I was trying to understand how does the autograd module and backward function work. In some projects, I’ve seen non-linear and non-convex operations like the following:

z1, z2 = model(x1, x2)

z1 = (z1 - z1.mean(0)) / z1.std(0)
z2 = (z2 - z2.mean(0)) / z2.std(0)
N = z1.shape[0]

c = (z1.T @ z2) / N

loss = -th.diagonal(c).sum()
loss.backward()

Code adapted from here.

This operations although they are not complex, they are highly non-linear (std involves squaring the term, we have a division and the derivative of the division is complex, etc.), and it would take a while to do it by hand. However, Pytorch does it automatically, and I’m trying to understand how this is possible.

I’ve tried to check what are the grad_fn of loss and c and z1 variables and it involve some MmBackward and DivBackward, but I don’t really see how these can be done using Jacobian and gradient products. I was trying to find the code for these backward functions in Pytorch’s Github repository to see if it helps to understand it, but I’m not able to find it.

I would be really grateful if someone could tell me how this work, high level.

Thanks in advance

Hi Victor!

Autograd works in two pieces: First, “building-block” functions know
how to compute their own gradients. Second, the autograd machinery
uses the chain rule to compute (numerically) the gradient of a “composite”
function that has been constructed by stringing together a sequence of
these building-block functions.

So, on the one hand, you can build up complicated nonlinearities by
stringing together simple building-block functions, and autograd will
do the rest by using the chain rule.

On the other hand, a single building-block function can be very complicated
and highly nonlinear, provided that whoever wrote it also implemented its
corresponding gradient function (typically packaged as a backward()
method).

Consider:

>>> import torch
>>> torch.__version__
'1.10.2'
>>> t = torch.arange (5).float()
>>> t.requires_grad = True
>>> t
tensor([0., 1., 2., 3., 4.], requires_grad=True)
>>> t.pow (3).sum().backward()
>>> t.grad
tensor([ 0.,  3., 12., 27., 48.])

Ignoring the sum() (which is just a technical device to illustrate the
derivative of pow() for a number of different arguments), this example
has only a single building-block function, namely pow().

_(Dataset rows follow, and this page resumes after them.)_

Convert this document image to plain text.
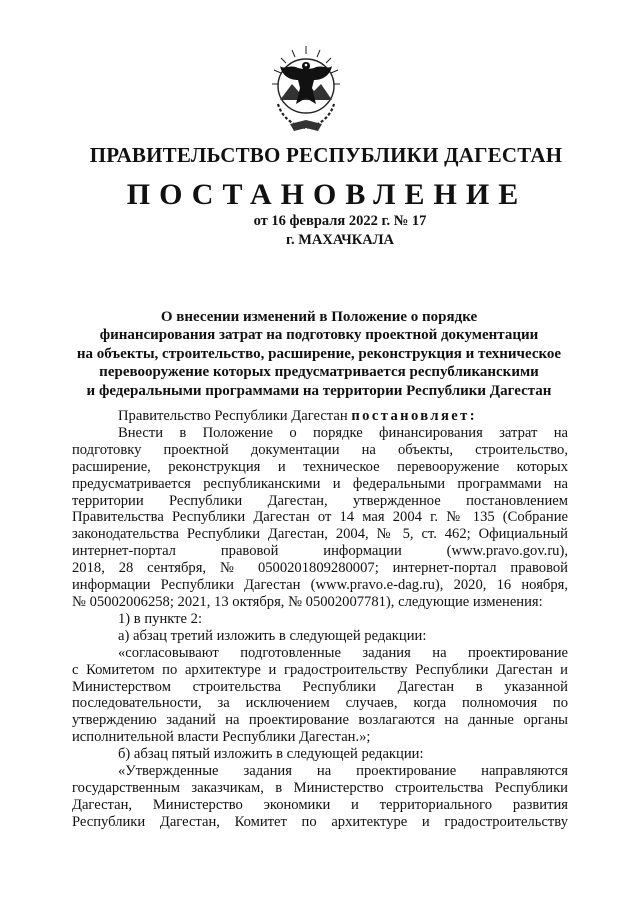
ПРАВИТЕЛЬСТВО РЕСПУБЛИКИ ДАГЕСТАН
ПОСТАНОВЛЕНИЕ
от 16 февраля 2022 г. № 17
г. МАХАЧКАЛА
О внесении изменений в Положение о порядке
финансирования затрат на подготовку проектной документации
на объекты, строительство, расширение, реконструкция и техническое
перевооружение которых предусматривается республиканскими
и федеральными программами на территории Республики Дагестан
Правительство Республики Дагестан постановляет:
Внести в Положение о порядке финансирования затрат на
подготовку проектной документации на объекты, строительство,
расширение, реконструкция и техническое перевооружение которых
предусматривается республиканскими и федеральными программами на
территории Республики Дагестан, утвержденное постановлением
Правительства Республики Дагестан от 14 мая 2004 г. № 135 (Собрание
законодательства Республики Дагестан, 2004, № 5, ст. 462; Официальный
интернет-портал правовой информации (www.pravo.gov.ru),
2018, 28 сентября, № 0500201809280007; интернет-портал правовой
информации Республики Дагестан (www.pravo.e-dag.ru), 2020, 16 ноября,
№ 05002006258; 2021, 13 октября, № 05002007781), следующие изменения:
1) в пункте 2:
а) абзац третий изложить в следующей редакции:
«согласовывают подготовленные задания на проектирование
с Комитетом по архитектуре и градостроительству Республики Дагестан и
Министерством строительства Республики Дагестан в указанной
последовательности, за исключением случаев, когда полномочия по
утверждению заданий на проектирование возлагаются на данные органы
исполнительной власти Республики Дагестан.»;
б) абзац пятый изложить в следующей редакции:
«Утвержденные задания на проектирование направляются
государственным заказчикам, в Министерство строительства Республики
Дагестан, Министерство экономики и территориального развития
Республики Дагестан, Комитет по архитектуре и градостроительству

The nonlinear function torch.pow() knows how to compute its gradient
(derivative), and when you call .backward() on a chain of functions that
includes torch.pow(), autograd asks torch,pow() to compute its gradient
when it hits that step in applying the chain rule to the overall composite
function.

There is no magic – just a lot of work in making autograd’s chain-rule
processing work correctly and in making sure that each and every
building-block function computes its gradient correctly.

Best.

K. Frank